2 minute read

What I did

  • Worked on the backprop post. I wrote the backprop section.
  • Major updates to resume. Formed a new branch for my 1 page resume, specifically tailored to data science jobs.
  • Read another chapter of the stats textbook
  • I’ve spent a lot of time this week reflecting on my privilege and how different my experiences growing up have been. Black lives matter. While, this blog is only meant to serve as a form of note taking for what I am learning in data science, I mention this introspection here because it may seem like I didn’t do much learning this week. In reality, I have done a lot of learning and growing. Just as a person instead of as a data scientist.

What I learned

  • With regards to the backprop post, I feel much more confident in how backprop works. It’s not that I didn’t understand it before, but more that I have a better understanding now. It’s the difference of doing a physics problem and explaining a physics problem. These posts are my Oxbridge-style tutorials.
  • T-tests, a test statistic to compare two population means. Use a pooled t-test when the standard deviations of the samples are very similar. \(S_1\) and \(S_2\) are the STD of the respective samples. Only use pooled samples when the standard deviations are the same (or very close), the samples are independent (obviously).
\[H_0 : \mu_1 - \mu_2 = 0 \\ \text{Pooled} \\ t = \frac{\bar{x_1} - \bar{x_2}}{S_p \sqrt{1/n_1 + 1/n_2}} \\ S_p = \sqrt{\frac{(n-1)s_1^2 + (n-2)s_2^2 }{n_1 + n_2 - 2}} \\ \text{Unpooled} \\ t = \frac{\bar{x_1} - \bar{x_2}}{\sqrt{s_1^2/n_1 + s_2^2/n_2}} \\ df = DOF \\ = (\text{there's an exact formula, but its long. Just pick the smaller of } n_1 - 1 \text{ and } n_2 - 1)\]
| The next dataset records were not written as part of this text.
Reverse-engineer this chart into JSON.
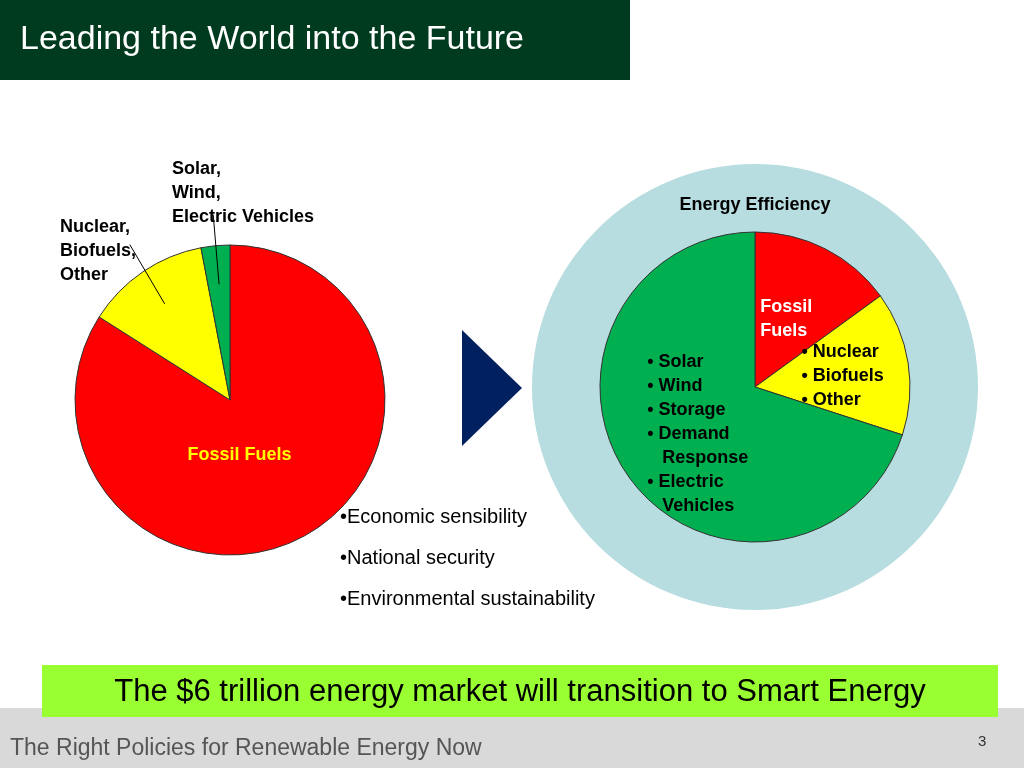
{
  "chart_data": [
    {
      "type": "pie",
      "title": "Leading the World into the Future",
      "categories": [
        "Fossil Fuels",
        "Nuclear,\nBiofuels,\nOther",
        "Solar,\nWind,\nElectric Vehicles"
      ],
      "values": [
        84,
        13,
        3
      ],
      "colors": [
        "#ff0000",
        "#ffff00",
        "#00b050"
      ],
      "annotations": [
        "•Economic sensibility",
        "•National security",
        "•Environmental sustainability",
        "The $6 trillion energy market will transition to Smart Energy",
        "The Right Policies for Renewable Energy Now",
        "3"
      ]
    },
    {
      "type": "pie",
      "title": "Energy Efficiency",
      "categories": [
        "Fossil\nFuels",
        "• Nuclear\n• Biofuels\n• Other",
        "• Solar\n• Wind\n• Storage\n• Demand\n   Response\n• Electric\n   Vehicles"
      ],
      "values": [
        15,
        15,
        70
      ],
      "colors": [
        "#ff0000",
        "#ffff00",
        "#00b050"
      ]
    }
  ]
}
This means that the confidence interval of (1-\(\alpha\))% is:

\[(\overline{x}_1 - \overline{x}_2) \pm t_{\alpha/2} \sqrt{\sigma_1^2/n_1 + \sigma_2^2/n_2}\]

for a two tailed hypothesis test, where t is calculated from the degrees of freedom I mentioned above.

  • If each population is normal (or sample size is large enough, i.e. the central limit theorem), then the sampling distribution of \(\bar{x_i}\) is also normally distributed with mean \(\mu_i\), Standard Error \(\frac{\sigma_i}{\sqrt{n_i}}\) and Estimated Standard Error of \(\frac{s_i}{\sqrt{n_i}}\). i is for sample 1 or 2.

  • Pandas Series vs Numpy Array Review

    • pd.Series([1,2,3]) is a 1D, indexed array.
    ds = pd.Series([2,4,6])
    print(ds)
    > 0    2
    > 1    4
    > 2    6
    
    print(ds.values)
    # Returns a numpy array
    > array([2,4,6])
    
    print(ds[2])
    > 6
    

What I will do next

  • I really need to start another Kaggle project.
  • The next i2dl project is on PyTorch. Time to master pytorch
  • It would be a good idea to read through my previous posts to help consolidate what I’ve covered into more permanent.